Accidentally a metaphor for our times, "The Splendid and the Vile" is a celebration of how a nation, through cooperative resistance, came together to defeat a malignant enemy. Sigh. (Crown, $32.)    

“Deacon King Kong” by James McBride
A rich brew of comedy and tragedy set in late-1960s Brooklyn. A local boozer named Sportcoat shoots a drug lord, setting in motion a rollicking plot that includes ghosts and buried treasure. James McBride's novel somehow straddles the genres of traditional crime novel and grand social satire, and shows the author's gift for both erudition and urban parlance.

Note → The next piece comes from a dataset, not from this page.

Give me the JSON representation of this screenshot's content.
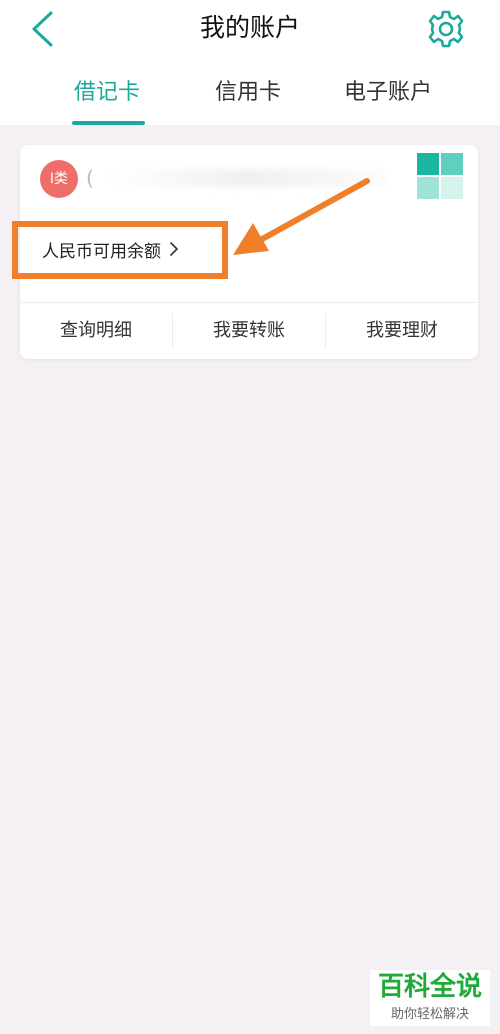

Readers looking for racial homilies will have to dig deep with "Deacon King Kong," which seeks entertainment and art first and delivers its buried rage with subtlety and grace. (Riverhead, $28.)

“Inside Story” by Martin Amis
A strange melange of fiction, memoir, and writer's chapbook, "Inside Story" is mainly focused on the death of the author's friends Saul Bellow and Christopher Hitchens. Both tales are grueling descents into death — Bellow as he succumbs to dementia, and Hitchens's long battle with esophageal cancer. Martin Amis's famous wit is here to cool things off, including a hilarious encounter between his busty girlfriend and the brilliant, pervy poet Philip Larkin. Still, a death-obsessed book, and (so he announces here) the author's last long one. (Knopf, $28.95.)

“American Dirt” by Jeanine Cummins
Propulsive and pulpy, "America Dirt" follows an immigrant mother and child's journey from Mexico to the United States. Lydia, the heroine, owns a bookstore where one day a charming man buys a few of her favorite titles, but she discovers he is the head of a local cartel whom Lydia's journalist-husband has offended. Fleeing north, she and her daughter will escape countless horrors, only to have the greatest challenge of all at the U.S. border. 

Sadly, one of the most loved and widely read books of the year is not on most "best of" lists because of a made-up controversy: that the author, part Puerto Rican, was not "Latinx enough" to write it. Which is like saying Shakespeare wasn't Moorish enough to write "Othello." (Flatiron, $27.99.)

“Time of the Magicians” by Wolfram Eilenberger    
Wittgenstein is hilarious! German philosophy is fun! True, actually — at least as portrayed in "Time of the Magicians." A kind of prequel to Sarah Bakewell's 2016 bestseller, "At the Existentialist Cafe," the book takes a gossipy, biographical approach to this group of brilliant, troubled thinkers. Their task is daunting: trying to understand human existence in the period following Darwin, Freud, and World War I. 

Each of these philosophers fascinates, but Wittgenstein is the star here. After volunteering for the front lines in the war, he renounces his family fortune and decides to teach primary school — until he is reluctantly lured to Cambridge by Bertrand Russell. "Magicians" is studded with gems from Wittgenstein's bone-dry, almost accidental sense of humor. (Penguin Press, $30.)

“War” by Margaret MacMillan 
A controversial book that traces war through human history, cataloging both the costs and the benefits of armed conflict. Citing examples of how history would have changed if the outcome of wars had been different, the author reminds us that war mitigates unemployment, provides economic stimulus, and ultimately introduced women into the work force. Artistic expression may be its greatest beneficiary, with countless poems, novels, and paintings born from its ashes. 

A "pro-war" argument? Certainly not. But Margaret MacMillan forces us to contemplate war's inextricable link with human progress. (Random House, $30.)

Kurt Wenzel is a novelist who lives in Springs.